I’ve realized something. I get into kicks with certain cookbooks and I want to make recipes from only those cookbooks. My current flavor-of-the-month cookbook is from The Vegan 8, who makes absolutely stellar WFPB recipes (or things that can be easily adapted into WFPB recipes). She has yet to disappoint me with anything I’ve tried, and I highly recommend you check out her recipes too! Her cookbook is a bit light on entrees and too heavy on sections I don’t care as much about (sauces, appetizers, salads), but I’ve still found multiple great recipes from it that I’ll try to get on my blog over the next few weeks. I’ve been slacking on adding recipes (thanks, grad school), but this is one I wanted to make sure I get posted because I like it so much.
Ingredients
Servings: the book says 3 servings, which seems about right, but I recommend doubling this for amazing leftovers or if you don’t plan to make any additional sides
- 1 cup dry green lentils
- 1 tsp. sea salt
- 2 lbs. Yukon Gold potatoes cut into ½-inch wedges (about 6 cups)
- ½ cup tomato paste
- 1 tbs. pure maple syrup
- 1 tbs. dark balsamic vinegar
- 1 tsp. garlic powder
- 1 tsp. smoked paprika
- ¼ to ½ tsp. chipotle chile pepper spice; alternatively for just slightly more heat you can use a small can of chipotles in adobo sauce, diced small
- Optional:
- sliced green onions as topping
Directions
1. Rinse the lentils then add them to a pot with 2¼ cups hot water (give or take) and ¼ tsp. salt. Bring to a boil over high heat. Once boiling, cover, turn the heat to low, and simmer (about medium-low heat) for around 30 minutes or until the lentils are tender.

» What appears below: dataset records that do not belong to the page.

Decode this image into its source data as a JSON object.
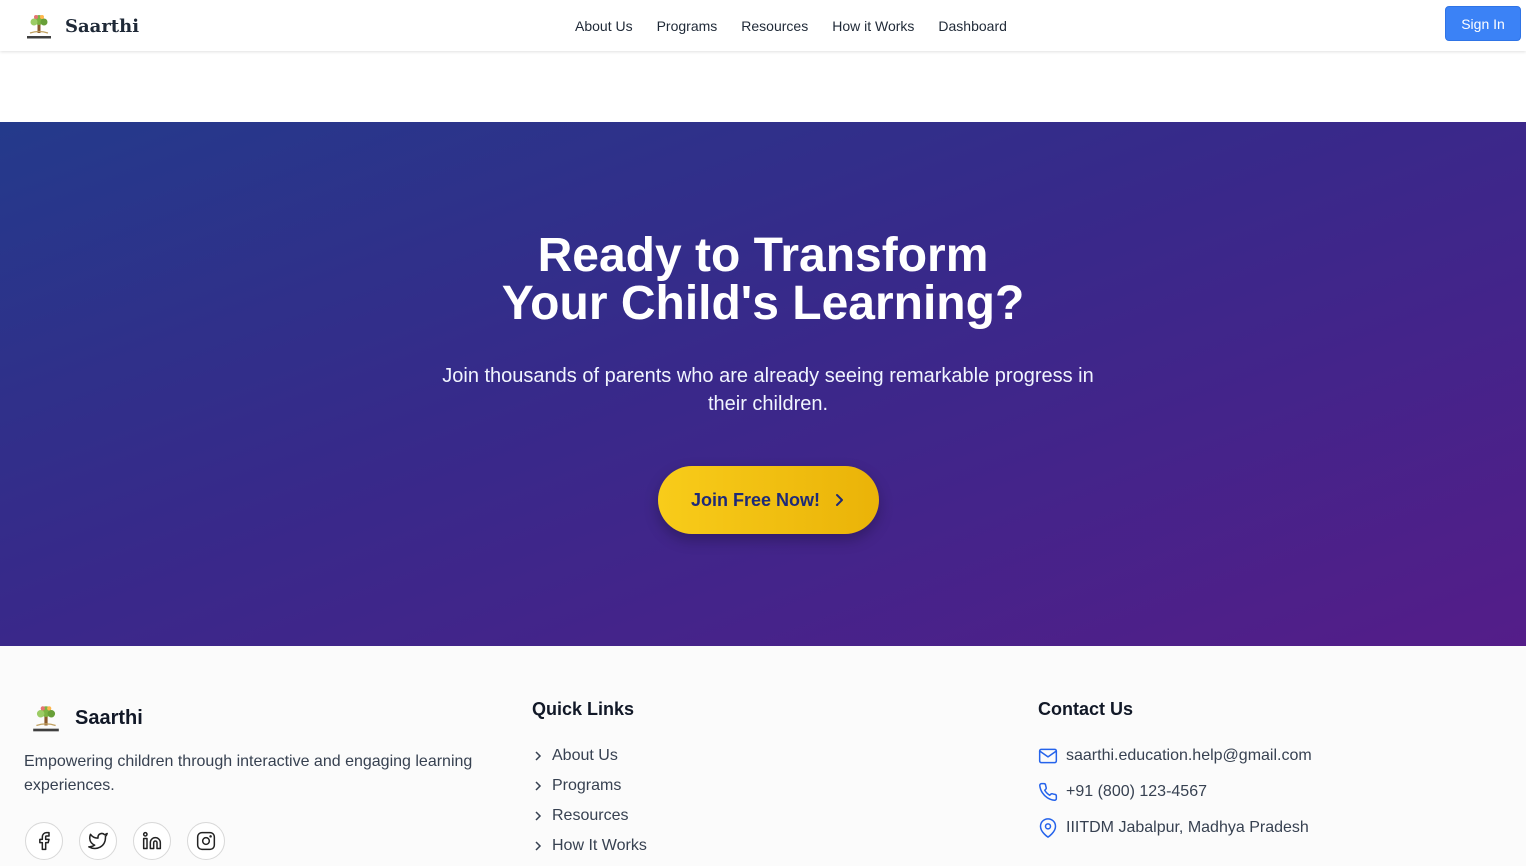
{
  "navbar": {
    "brand": "Saarthi",
    "logo_icon": "saarthi-tree-logo-icon",
    "links": [
      "About Us",
      "Programs",
      "Resources",
      "How it Works",
      "Dashboard"
    ],
    "signin_label": "Sign In",
    "signin_color": "#3b82f6"
  },
  "hero": {
    "title_line1": "Ready to Transform",
    "title_line2": "Your Child's Learning?",
    "subtitle": "Join thousands of parents who are already seeing remarkable progress in their children.",
    "cta_label": "Join Free Now!",
    "cta_icon": "chevron-right-icon",
    "gradient_colors": [
      "#243a8b",
      "#541d89"
    ],
    "cta_color": "#f5c518"
  },
  "footer": {
    "brand": "Saarthi",
    "tagline": "Empowering children through interactive and engaging learning experiences.",
    "socials": [
      "facebook-icon",
      "twitter-icon",
      "linkedin-icon",
      "instagram-icon"
    ],
    "quick_links_title": "Quick Links",
    "quick_links": [
      "About Us",
      "Programs",
      "Resources",
      "How It Works"
    ],
    "contact_title": "Contact Us",
    "contact": {
      "email": "saarthi.education.help@gmail.com",
      "phone": "+91 (800) 123-4567",
      "address": "IIITDM Jabalpur, Madhya Pradesh"
    },
    "contact_icon_color": "#2563eb"
  }
}
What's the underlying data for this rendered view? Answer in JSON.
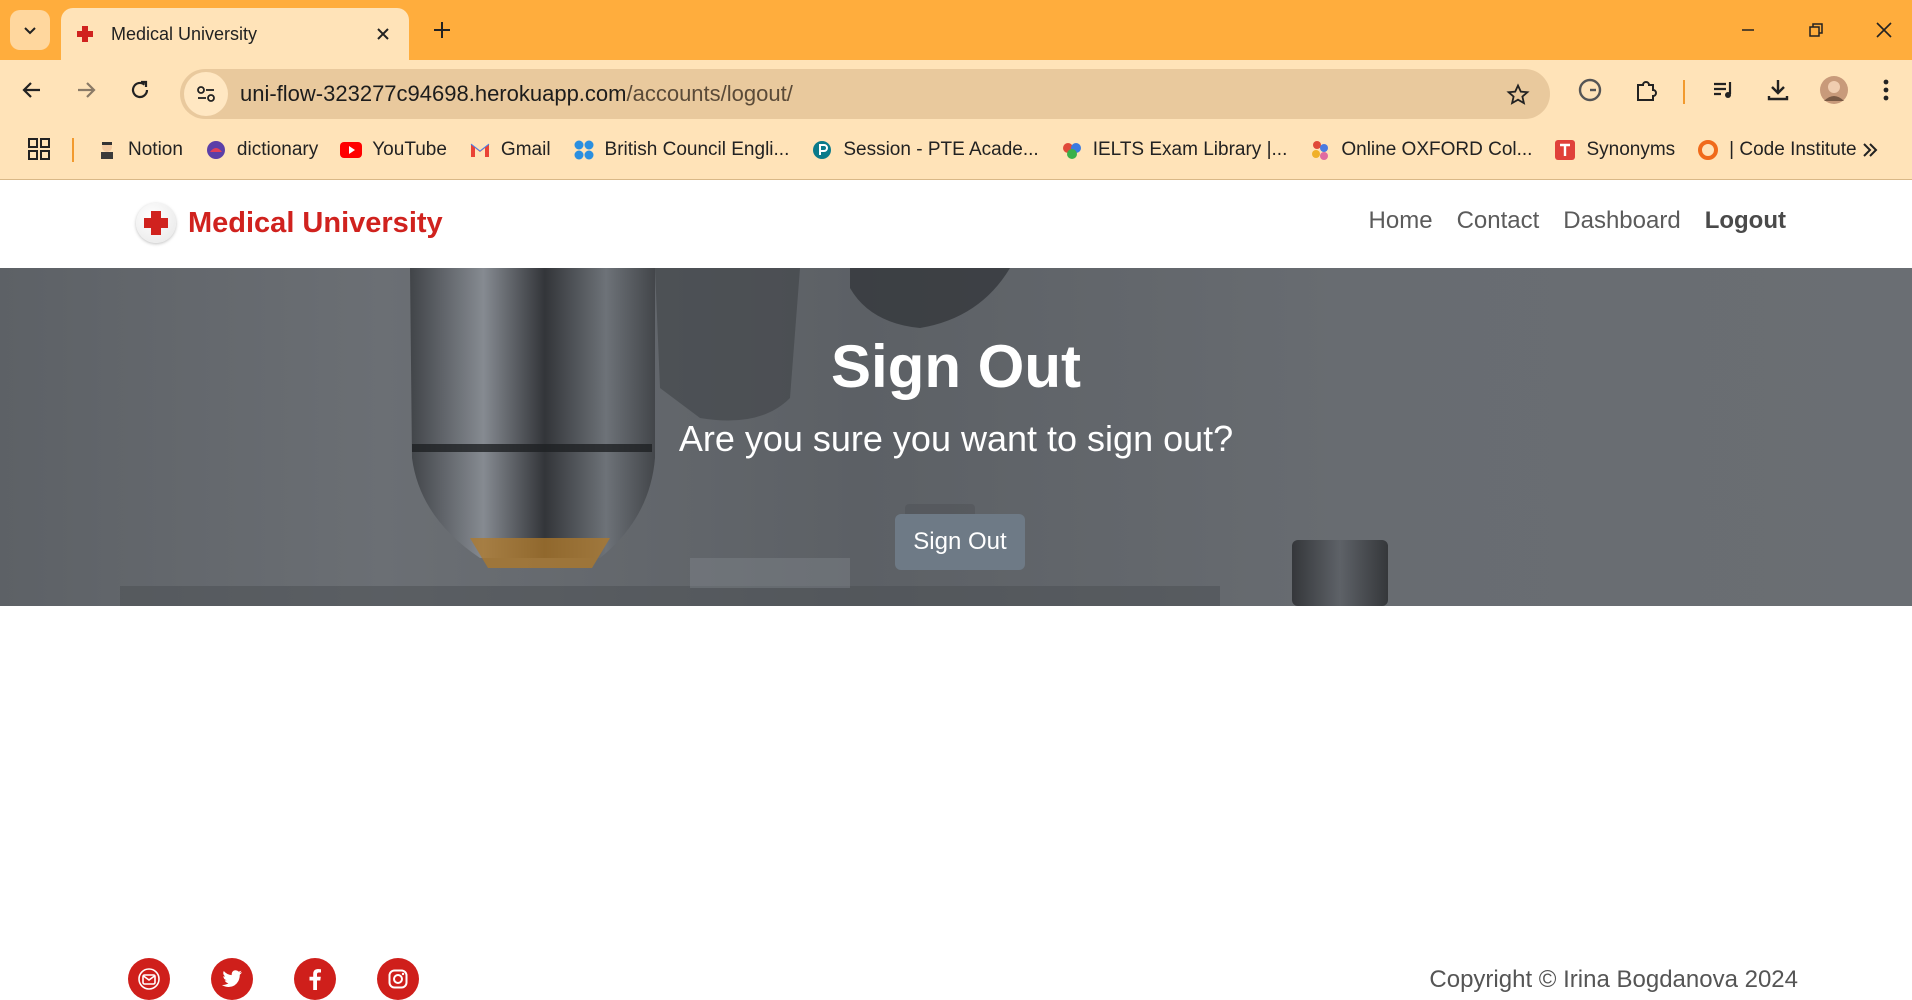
{
  "browser": {
    "tab_title": "Medical University",
    "url_host": "uni-flow-323277c94698.herokuapp.com",
    "url_path": "/accounts/logout/",
    "bookmarks": [
      {
        "label": "Notion",
        "icon": "notion-icon"
      },
      {
        "label": "dictionary",
        "icon": "dictionary-icon"
      },
      {
        "label": "YouTube",
        "icon": "youtube-icon"
      },
      {
        "label": "Gmail",
        "icon": "gmail-icon"
      },
      {
        "label": "British Council Engli...",
        "icon": "british-council-icon"
      },
      {
        "label": "Session - PTE Acade...",
        "icon": "pte-icon"
      },
      {
        "label": "IELTS Exam Library |...",
        "icon": "ielts-icon"
      },
      {
        "label": "Online OXFORD Col...",
        "icon": "oxford-icon"
      },
      {
        "label": "Synonyms",
        "icon": "synonyms-icon"
      },
      {
        "label": "| Code Institute",
        "icon": "code-institute-icon"
      }
    ],
    "colors": {
      "tabstrip": "#ffad3d",
      "toolbar": "#ffe3b8"
    }
  },
  "site": {
    "brand": "Medical University",
    "nav": {
      "home": "Home",
      "contact": "Contact",
      "dashboard": "Dashboard",
      "logout": "Logout"
    },
    "hero": {
      "title": "Sign Out",
      "subtitle": "Are you sure you want to sign out?",
      "button": "Sign Out"
    },
    "footer": {
      "social_icons": [
        "email-icon",
        "twitter-icon",
        "facebook-icon",
        "instagram-icon"
      ],
      "copyright": "Copyright © Irina Bogdanova 2024"
    },
    "colors": {
      "brand_red": "#d0221e",
      "button": "#6e7a86"
    }
  }
}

2. Preheat the oven to 400ºF. Line a sheet pan with parchment paper or silicone baking sheet. Spread the potatoes on the pan, being careful not to overlap them (otherwise they’ll stick together as they bake). Season with ¼ tsp. salt and black pepper (this adds a lot of good flavor, but don’t overdo it!). Bake for 30-35 minutes or until golden brown. If you want more crisp, broil them for an additional 1-2 minutes.

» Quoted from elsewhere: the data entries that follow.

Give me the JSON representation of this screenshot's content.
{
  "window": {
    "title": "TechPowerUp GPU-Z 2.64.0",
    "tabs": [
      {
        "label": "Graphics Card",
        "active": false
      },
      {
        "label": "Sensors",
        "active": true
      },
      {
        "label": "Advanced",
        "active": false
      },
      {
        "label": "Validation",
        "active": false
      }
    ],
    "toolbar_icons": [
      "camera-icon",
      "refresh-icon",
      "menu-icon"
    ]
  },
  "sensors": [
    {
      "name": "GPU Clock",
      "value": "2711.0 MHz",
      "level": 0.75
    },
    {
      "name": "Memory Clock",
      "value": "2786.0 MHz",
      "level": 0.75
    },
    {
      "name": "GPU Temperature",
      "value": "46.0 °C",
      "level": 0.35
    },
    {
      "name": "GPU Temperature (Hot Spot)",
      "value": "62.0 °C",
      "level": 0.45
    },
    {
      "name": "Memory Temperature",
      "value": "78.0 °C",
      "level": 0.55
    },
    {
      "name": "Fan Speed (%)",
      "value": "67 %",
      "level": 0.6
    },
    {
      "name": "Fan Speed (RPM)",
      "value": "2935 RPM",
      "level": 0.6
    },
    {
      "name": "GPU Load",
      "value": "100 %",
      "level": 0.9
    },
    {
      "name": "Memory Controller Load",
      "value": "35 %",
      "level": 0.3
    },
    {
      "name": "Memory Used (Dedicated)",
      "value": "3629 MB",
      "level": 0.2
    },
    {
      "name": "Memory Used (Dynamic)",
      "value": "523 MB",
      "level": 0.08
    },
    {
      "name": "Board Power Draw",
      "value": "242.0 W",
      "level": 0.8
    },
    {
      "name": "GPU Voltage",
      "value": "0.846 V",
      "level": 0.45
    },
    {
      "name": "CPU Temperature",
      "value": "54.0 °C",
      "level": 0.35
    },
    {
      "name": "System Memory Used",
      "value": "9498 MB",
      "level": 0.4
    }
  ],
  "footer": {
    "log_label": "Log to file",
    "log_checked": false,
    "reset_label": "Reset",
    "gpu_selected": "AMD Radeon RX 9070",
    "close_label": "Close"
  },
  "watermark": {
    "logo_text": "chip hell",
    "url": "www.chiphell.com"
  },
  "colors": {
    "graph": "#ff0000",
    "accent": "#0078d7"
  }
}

3. While you wait on the lentils and potatoes, add the tomato paste, ½ cup water, syrup, vinegar, garlic powder, paprika, chipotle pepper (spice or diced version), and remaining ½ tsp. salt to a bowl. Whisk until smooth, set aside. BBQ sauce done!

4. Once the lentils are tender, drain the water. Shake to get excess water off. Add the lentils back to the pot and stir in the BBQ sauce. Turn the heat to about medium and cook for a few minutes, stirring often, until the BBQ sauce thickens up a little. The lentils should be coated in sauce.

5. When the potato wedges are done, serve with lentils on top and garnish with sliced green onions.